Horejsi is keenly aware of the diversity in Salt Lake City, and her programming includes a spectrum of artists and audiences. When Obie-winning performance artist and provocateur Taylor Mac appeared last season, Horejsi recalls, "People I had never met before were hugging me in the lobby and there was a literal avalanche of emails, texts and Facebook posts. Many said, 'We can't believe this artist was on stage at Kingsbury Hall because this part of our community hasn't traditionally been on that historic stage."

Horejsi's vision is supported by a budget that comes from varied sources. "As a mission-driven presenter, focused on the positive impact of creativity in a community, the performances themselves are a revenue negative endeavor," she explains.

The operating budget of UtahPresents is "a hair over $2 million," with income from private philanthropy, government grants, ticket revenue and the university, as well as a $16 per student annual fee. This fee enables students to see all of its offerings for $5 a show, and Horejsi believes that by requiring a small sum for UtahPresents' events, they are reinforcing the importance of the arts. "When we make all arts events free, it may send a message that they have no value," she says. "It trains generations of people to question the significance of art and artists."

Other scheduled performances this season blur borders between artistic creation, education and activism. Ananya Dance Theatre (ADT), a Twin Cities-based, contemporary Indian-American dance company dedicated to social justice, comes to Salt Lake City for the first time on Oct. 28 with their performance Shyamali: Sprouting Words.

Dr. Ananya Chatterjea, director of the company, was inspired in part by the work of author and activist Vandana Shiva, one of the founders of Navdanya, an India-based program that promotes biodiversity. On Oct. 20, Shiva is set to deliver a public lecture at Libby Gardner Hall, the first-ever collaboration between UtahPresents and the University of Utah's Sustainability Office. During the week before the performance, Ananya Dance Theatre will be in residence at the university to work with students from environmental and sustainability studies and the School of Dance.

Chatterjea looks forward to bringing her company to the campus where she has been a guest artist. "I hope that the majestic mountains of Utah inspire us to connect individual and ecological differences and resonances."

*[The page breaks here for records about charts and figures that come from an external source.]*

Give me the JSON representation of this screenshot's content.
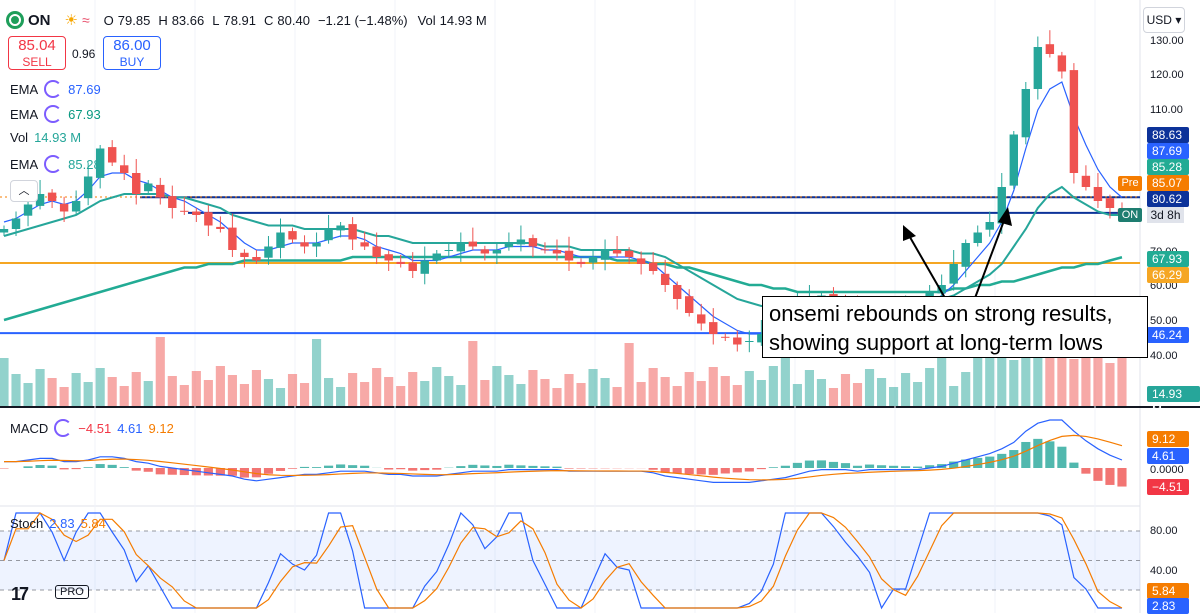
{
  "header": {
    "symbol": "ON",
    "open_label": "O",
    "open": "79.85",
    "high_label": "H",
    "high": "83.66",
    "low_label": "L",
    "low": "78.91",
    "close_label": "C",
    "close": "80.40",
    "change": "−1.21 (−1.48%)",
    "vol_label": "Vol",
    "vol": "14.93 M"
  },
  "trade": {
    "sell_price": "85.04",
    "sell_label": "SELL",
    "spread": "0.96",
    "buy_price": "86.00",
    "buy_label": "BUY"
  },
  "indicators": [
    {
      "name": "EMA",
      "value": "87.69",
      "color": "#2962ff"
    },
    {
      "name": "EMA",
      "value": "67.93",
      "color": "#089981"
    },
    {
      "name": "Vol",
      "value": "14.93 M",
      "color": "#26a69a"
    },
    {
      "name": "EMA",
      "value": "85.28",
      "color": "#26a69a"
    }
  ],
  "currency": "USD",
  "price_axis": [
    "130.00",
    "120.00",
    "110.00",
    "70.00",
    "60.00",
    "50.00",
    "40.00"
  ],
  "price_tags": [
    {
      "text": "88.63",
      "bg": "#0c3299"
    },
    {
      "text": "87.69",
      "bg": "#2962ff"
    },
    {
      "text": "85.28",
      "bg": "#22ab94"
    },
    {
      "text": "85.07",
      "bg": "#f57c00"
    },
    {
      "text": "80.62",
      "bg": "#0c3299"
    },
    {
      "text": "67.93",
      "bg": "#22ab94"
    },
    {
      "text": "66.29",
      "bg": "#f5a623"
    },
    {
      "text": "46.24",
      "bg": "#2962ff"
    },
    {
      "text": "14.93 M",
      "bg": "#26a69a"
    }
  ],
  "pre_label": "Pre",
  "on_label": "ON",
  "countdown": "3d 8h",
  "annotation": {
    "line1": "onsemi rebounds on strong results,",
    "line2": "showing support at long-term lows"
  },
  "macd": {
    "label": "MACD",
    "hist_value": "−4.51",
    "macd_value": "4.61",
    "signal_value": "9.12",
    "axis_tags": [
      {
        "text": "9.12",
        "bg": "#f57c00"
      },
      {
        "text": "4.61",
        "bg": "#2962ff"
      },
      {
        "text": "−4.51",
        "bg": "#f23645"
      }
    ],
    "zero_label": "0.0000"
  },
  "stoch": {
    "label": "Stoch",
    "k_value": "2.83",
    "d_value": "5.84",
    "axis_labels": [
      "80.00",
      "40.00"
    ],
    "axis_tags": [
      {
        "text": "5.84",
        "bg": "#f57c00"
      },
      {
        "text": "2.83",
        "bg": "#2962ff"
      }
    ]
  },
  "branding": {
    "logo": "17",
    "pro": "PRO"
  },
  "chart_data": {
    "type": "candlestick",
    "series_colors": {
      "up": "#26a69a",
      "down": "#ef5350",
      "ema_fast": "#2962ff",
      "ema_mid": "#22ab94",
      "ema_slow": "#26a69a"
    },
    "ylim": [
      40,
      135
    ],
    "horizontal_lines": [
      {
        "price": 85.07,
        "color": "#0c3299"
      },
      {
        "price": 80.62,
        "color": "#0c3299"
      },
      {
        "price": 66.29,
        "color": "#f5a623"
      },
      {
        "price": 46.24,
        "color": "#2962ff"
      }
    ],
    "price_path": [
      76,
      79,
      83,
      86,
      84,
      81,
      84,
      91,
      99,
      95,
      92,
      86,
      89,
      85,
      82,
      81,
      80,
      77,
      76,
      70,
      68,
      67,
      71,
      75,
      73,
      71,
      72,
      76,
      77,
      73,
      71,
      68,
      67,
      66,
      64,
      67,
      69,
      70,
      72,
      71,
      69,
      70,
      72,
      73,
      71,
      70,
      69,
      67,
      66,
      68,
      70,
      69,
      68,
      66,
      64,
      60,
      56,
      52,
      49,
      46,
      45,
      43,
      44,
      46,
      49,
      52,
      55,
      56,
      57,
      55,
      53,
      52,
      52,
      52,
      53,
      53,
      55,
      58,
      60,
      66,
      72,
      75,
      78,
      88,
      103,
      116,
      128,
      126,
      121,
      92,
      88,
      84,
      82,
      80
    ],
    "ema_fast": [
      78,
      79,
      81,
      83,
      84,
      83,
      84,
      87,
      91,
      92,
      92,
      90,
      89,
      87,
      85,
      84,
      82,
      80,
      78,
      75,
      72,
      70,
      70,
      71,
      72,
      72,
      72,
      73,
      74,
      74,
      73,
      71,
      70,
      69,
      67,
      67,
      67,
      68,
      69,
      70,
      70,
      70,
      71,
      71,
      71,
      70,
      70,
      69,
      68,
      68,
      68,
      68,
      68,
      67,
      66,
      63,
      60,
      57,
      54,
      51,
      49,
      47,
      46,
      46,
      47,
      48,
      50,
      52,
      54,
      54,
      54,
      53,
      53,
      53,
      53,
      53,
      54,
      55,
      57,
      60,
      64,
      68,
      72,
      78,
      87,
      99,
      110,
      116,
      118,
      108,
      100,
      93,
      88,
      85
    ],
    "ema_mid": [
      74,
      75,
      76,
      77,
      78,
      79,
      80,
      82,
      84,
      85,
      86,
      86,
      86,
      86,
      85,
      85,
      84,
      83,
      82,
      80,
      79,
      78,
      77,
      77,
      77,
      76,
      76,
      76,
      76,
      76,
      75,
      74,
      74,
      73,
      72,
      72,
      72,
      72,
      72,
      72,
      72,
      72,
      72,
      72,
      72,
      71,
      71,
      71,
      70,
      70,
      70,
      70,
      70,
      69,
      69,
      68,
      66,
      64,
      62,
      60,
      58,
      56,
      55,
      54,
      54,
      54,
      54,
      54,
      55,
      55,
      55,
      55,
      54,
      54,
      54,
      54,
      55,
      55,
      56,
      57,
      59,
      61,
      63,
      66,
      71,
      76,
      82,
      86,
      88,
      85,
      83,
      81,
      80,
      80
    ],
    "ema_slow": [
      50,
      51,
      52,
      53,
      54,
      55,
      56,
      57,
      58,
      59,
      60,
      61,
      62,
      63,
      64,
      65,
      65,
      66,
      66,
      66,
      67,
      67,
      67,
      67,
      67,
      67,
      67,
      67,
      67,
      68,
      68,
      68,
      68,
      68,
      68,
      68,
      68,
      68,
      68,
      68,
      68,
      68,
      68,
      68,
      68,
      68,
      68,
      68,
      68,
      68,
      68,
      67,
      67,
      67,
      66,
      66,
      65,
      65,
      64,
      63,
      62,
      61,
      60,
      60,
      59,
      59,
      58,
      58,
      58,
      58,
      58,
      58,
      58,
      58,
      58,
      58,
      58,
      58,
      58,
      59,
      59,
      60,
      60,
      61,
      61,
      62,
      63,
      64,
      65,
      65,
      66,
      66,
      67,
      67.93
    ]
  }
}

Liz Ivkovich—research, communication and education coordinator of the Sustainability Office—organized this collaboration and says she's grateful for Horejsi's enthusiasm. "She's such a 'yes' person. She said, 'Let's make it happen,'" Ivkovich says.

It's just another example of UtahPresents' effective mission: "Exploring and enriching the human experience." Or, as Horejsi says, highlighting the "positive impact of creativity in a community."